Mittwoch, 15. Juni 2016

Evangelikal= Islamismus

"Der IS hat die Tat jetzt für sich vereinnahmt. Aber das produziert womöglich ein falsches Bild. Als wäre Mateen von IS-Schergen ausgebildet und auf diesen Terrorakt vorbereitet worden. Vielleicht aber war es nur die einsame Tat eines hochgradig gestörten, homophoben Mannes, der sich in seinem Irrsinn auf den IS beruft.

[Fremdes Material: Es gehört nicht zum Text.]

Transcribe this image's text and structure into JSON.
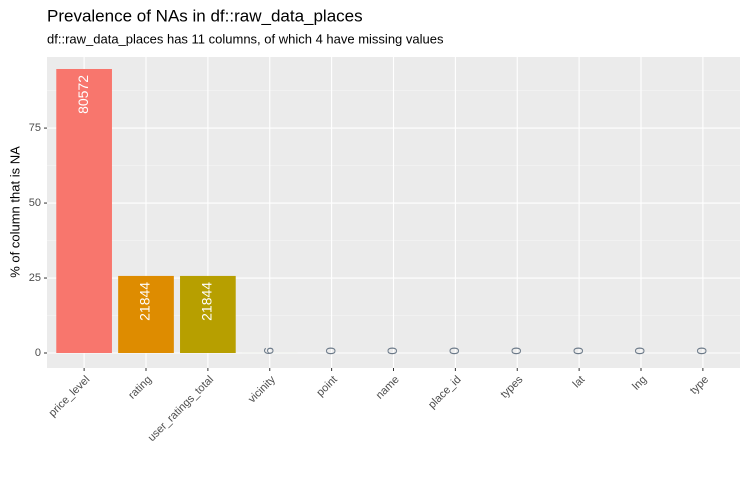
{
  "chart_data": {
    "type": "bar",
    "title": "Prevalence of NAs in df::raw_data_places",
    "subtitle": "df::raw_data_places has 11 columns, of which 4 have missing values",
    "y_label": "% of column that is NA",
    "categories": [
      "price_level",
      "rating",
      "user_ratings_total",
      "vicinity",
      "point",
      "name",
      "place_id",
      "types",
      "lat",
      "lng",
      "type"
    ],
    "values": [
      94.7,
      25.7,
      25.7,
      0.007,
      0,
      0,
      0,
      0,
      0,
      0,
      0
    ],
    "na_counts": [
      80572,
      21844,
      21844,
      6,
      0,
      0,
      0,
      0,
      0,
      0,
      0
    ],
    "colors": [
      "#F8766D",
      "#DE8C00",
      "#B79F00",
      "#7CAE00",
      "#00BA38",
      "#00C08B",
      "#00BFC4",
      "#00B4F0",
      "#619CFF",
      "#C77CFF",
      "#F564E3"
    ],
    "label_color_inside": "#ffffff",
    "label_color_outside": "#6c7a89",
    "ylim": [
      -5,
      98.7
    ],
    "yticks": [
      0,
      25,
      50,
      75
    ],
    "grid": true
  }
}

Für diese Tat hätte er genauso gut auch ein evangelikaler Christ gewesen sein können." Das schrieb Thosten Denkler am 13.6. 2016 in seinem Kommentar zum islamistischen Attentat in den USA in der Süddeutschen Zeitung! Die SZ kämpft eben schon lange mit der TAZ und der FAZ um den begehrten Titel: Master der Politischen Korrektheit. Um den Islam rein zu waschen vor aller kritik, er habe etwas mit dieser Tat zu tun, schrickt die SZ eben vor nichts zurück: Zuerst wird aus dem Täter ein "hochgradig gestörter homophober" Mann- also,nicht agierte er aus religiösen Gründen, sondern weil er homophob ist. Und Homophobie ist natürlich für die SZ immer eine hochgradige psychische Störung.(Merke: Jeder, der nicht politisch korrekt denkt, ist ein psychisch Kranker= hochgradig gestört.) Selbstverständlich ist seine Tat ein Irrsin! Damit wird ausgeblendet, daß terroristische Taten nie Irrsinnstaten sind, sondern sehr wohl zweckrational durchgeführt werden,um politische Ziele zu erreichen. Aber der Begriff des Irrsinns dient hier ja nur dazu, auszuschließen, daß diese Tat eine ist, die sich sinnvoll einzeichnet in eine Strategie des Islamismus im Kampf um die Weltherrschaft.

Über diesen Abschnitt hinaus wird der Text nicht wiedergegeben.